Proposition 208 proponents have been confident that they would win since Tuesday. 

"When the canvass is complete and this is officially over, voters will have seal the deal on something that no Legislature has had the courage to do, no governor has had the courage to do and I think they need to take a lesson in voters, and pay attention to the fact that they want to invest in our schools," said Joe Thomas, president of the Arizona Education Association on a Tuesday Zoom call with reporters. "They want to give students a real opportunity and they want to build a strong economy in our state." 

Under the measure, households making above $500,000 or individuals above $250,000 will pay a 3.5% income-tax surcharge only on the income above those thresholds, according to the Invest in Ed campaign's website

 

Teachers’ union suffers setback in effort to delay school reopening in Chicago -  By Yana Kunichoff, Chalkbeat

A state labor court on Thursday rejected the Chicago Teachers Union’s request to delay the district’s school reopening plans at this juncture, but said it would reconsider the case when Chicago set a specific date for teachers and students to return to buildings.

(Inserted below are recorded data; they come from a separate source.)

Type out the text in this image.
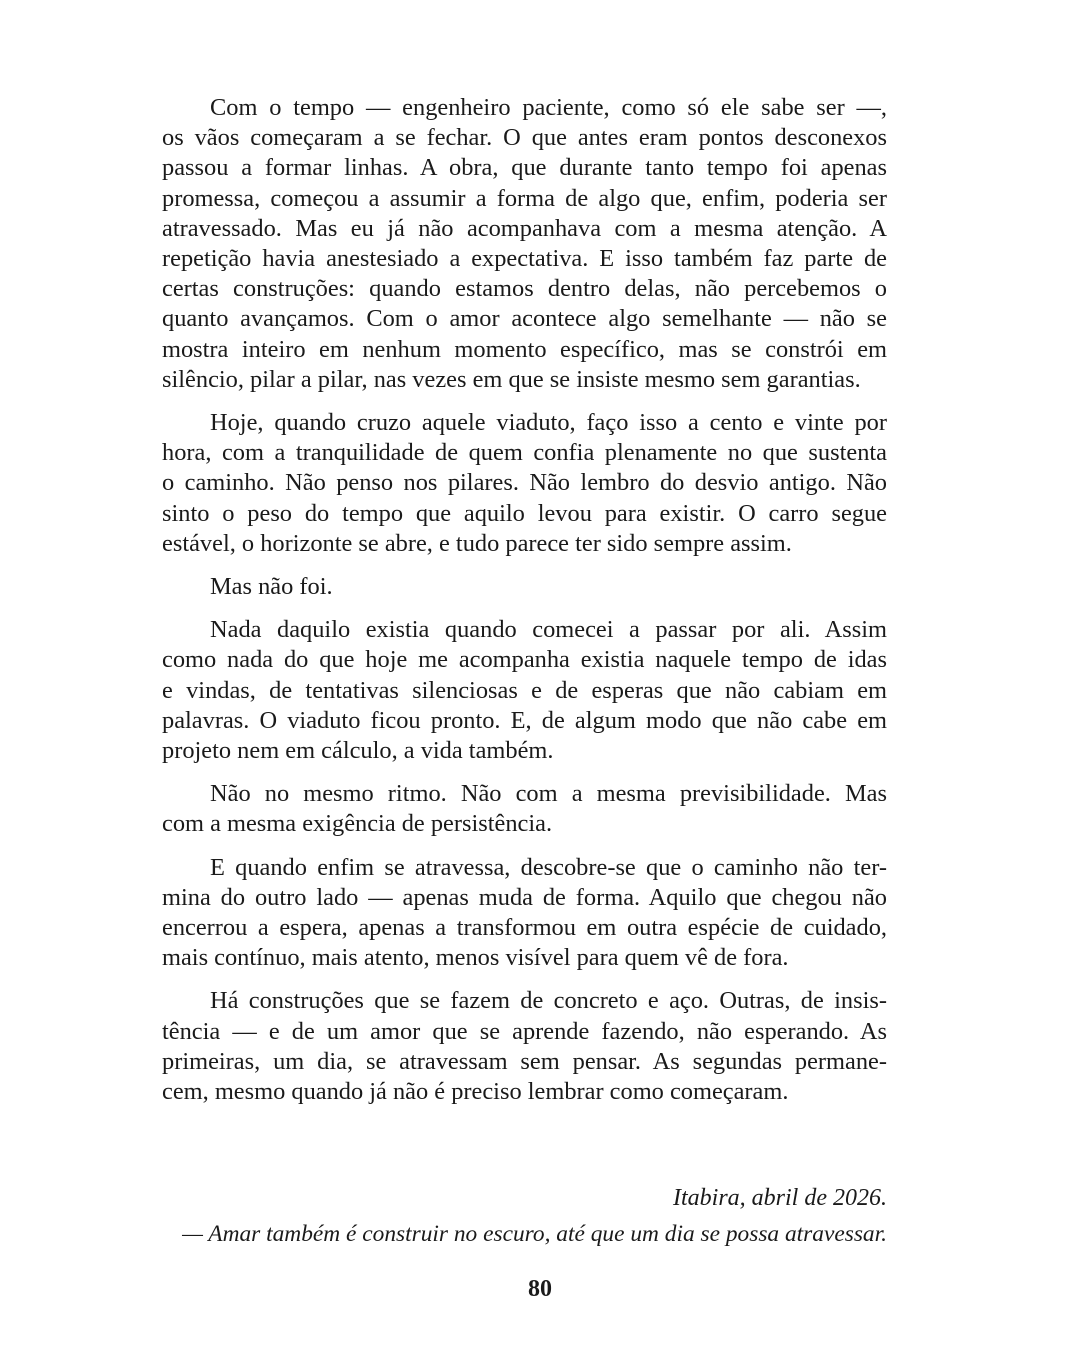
Com o tempo — engenheiro paciente, como só ele sabe ser —,
os vãos começaram a se fechar. O que antes eram pontos desconexos
passou a formar linhas. A obra, que durante tanto tempo foi apenas
promessa, começou a assumir a forma de algo que, enfim, poderia ser
atravessado. Mas eu já não acompanhava com a mesma atenção. A
repetição havia anestesiado a expectativa. E isso também faz parte de
certas construções: quando estamos dentro delas, não percebemos o
quanto avançamos. Com o amor acontece algo semelhante — não se
mostra inteiro em nenhum momento específico, mas se constrói em
silêncio, pilar a pilar, nas vezes em que se insiste mesmo sem garantias.
Hoje, quando cruzo aquele viaduto, faço isso a cento e vinte por
hora, com a tranquilidade de quem confia plenamente no que sustenta
o caminho. Não penso nos pilares. Não lembro do desvio antigo. Não
sinto o peso do tempo que aquilo levou para existir. O carro segue
estável, o horizonte se abre, e tudo parece ter sido sempre assim.
Mas não foi.
Nada daquilo existia quando comecei a passar por ali. Assim
como nada do que hoje me acompanha existia naquele tempo de idas
e vindas, de tentativas silenciosas e de esperas que não cabiam em
palavras. O viaduto ficou pronto. E, de algum modo que não cabe em
projeto nem em cálculo, a vida também.
Não no mesmo ritmo. Não com a mesma previsibilidade. Mas
com a mesma exigência de persistência.
E quando enfim se atravessa, descobre-se que o caminho não ter-
mina do outro lado — apenas muda de forma. Aquilo que chegou não
encerrou a espera, apenas a transformou em outra espécie de cuidado,
mais contínuo, mais atento, menos visível para quem vê de fora.
Há construções que se fazem de concreto e aço. Outras, de insis-
tência — e de um amor que se aprende fazendo, não esperando. As
primeiras, um dia, se atravessam sem pensar. As segundas permane-
cem, mesmo quando já não é preciso lembrar como começaram.
Itabira, abril de 2026.
— Amar também é construir no escuro, até que um dia se possa atravessar.
80
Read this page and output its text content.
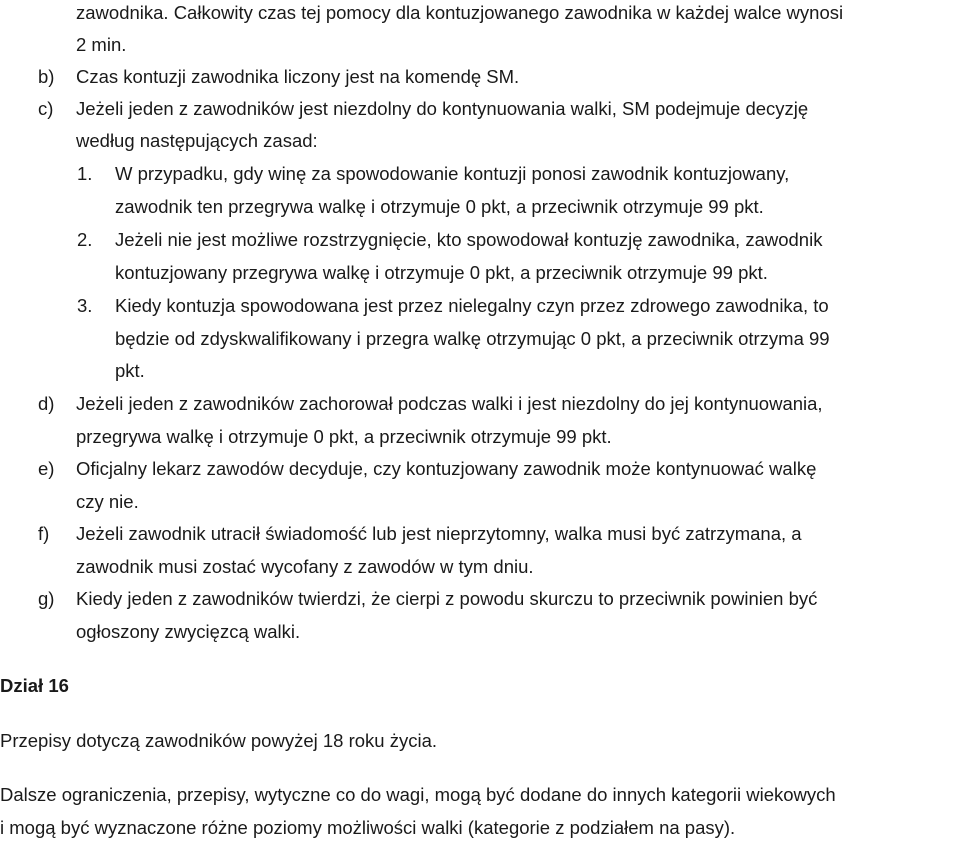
zawodnika. Całkowity czas tej pomocy dla kontuzjowanego zawodnika w każdej walce wynosi
2 min.
b) Czas kontuzji zawodnika liczony jest na komendę SM.
c) Jeżeli jeden z zawodników jest niezdolny do kontynuowania walki, SM podejmuje decyzję
według następujących zasad:
1. W przypadku, gdy winę za spowodowanie kontuzji ponosi zawodnik kontuzjowany,
zawodnik ten przegrywa walkę i otrzymuje 0 pkt, a przeciwnik otrzymuje 99 pkt.
2. Jeżeli nie jest możliwe rozstrzygnięcie, kto spowodował kontuzję zawodnika, zawodnik
kontuzjowany przegrywa walkę i otrzymuje 0 pkt, a przeciwnik otrzymuje 99 pkt.
3. Kiedy kontuzja spowodowana jest przez nielegalny czyn przez zdrowego zawodnika, to
będzie od zdyskwalifikowany i przegra walkę otrzymując 0 pkt, a przeciwnik otrzyma 99
pkt.
d) Jeżeli jeden z zawodników zachorował podczas walki i jest niezdolny do jej kontynuowania,
przegrywa walkę i otrzymuje 0 pkt, a przeciwnik otrzymuje 99 pkt.
e) Oficjalny lekarz zawodów decyduje, czy kontuzjowany zawodnik może kontynuować walkę
czy nie.
f) Jeżeli zawodnik utracił świadomość lub jest nieprzytomny, walka musi być zatrzymana, a
zawodnik musi zostać wycofany z zawodów w tym dniu.
g) Kiedy jeden z zawodników twierdzi, że cierpi z powodu skurczu to przeciwnik powinien być
ogłoszony zwycięzcą walki.
Dział 16
Przepisy dotyczą zawodników powyżej 18 roku życia.
Dalsze ograniczenia, przepisy, wytyczne co do wagi, mogą być dodane do innych kategorii wiekowych
i mogą być wyznaczone różne poziomy możliwości walki (kategorie z podziałem na pasy).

The request is part of a broader effort by the union to force Chicago Public Schools to negotiate the terms of its reopening through an unfair labor practice lawsuit.

School officials say they intend to bring pre-kindergarten and some special education students back to school buildings sometime in the second quarter, which runs from Nov. 9 to Feb. 4. They have not yet released a return date or the results of a recent parent survey.

The ruling comes in response to an injunction filed by the union last month. The union accused the district of refusing to bargain over its reopening plan, and asked the state’s education labor board to delay a return to in-person school until the district begins bargaining.

 

New York City to keep ‘red zone’ schools closed for now – By Erin Durkin, Politico

New York City will keep public schools in Brooklyn’s coronavirus red zone closed for now, despite Gov. Andrew Cuomo giving the go-ahead for schools to reopen in areas where Covid-19 infections have spiked.

Mayor Bill de Blasio said Monday that the city does not plan to immediately reopen the 45 school sites that remain shuttered, but will take a few days to evaluate the situation.

Cuomo on Friday authorized schools to reopen in coronavirus hot spots with strict testing protocols. Schools will have to test all students and staff before they’re allowed back into the building — with only those who test negative allowed back in — and then randomly test 25 percent of the school population each week.

“We’re assessing the rules. We’re assessing that timeline, and then we’re going to make a decision in the next couple of days about how to handle it,” de Blasio said at a press briefing Monday.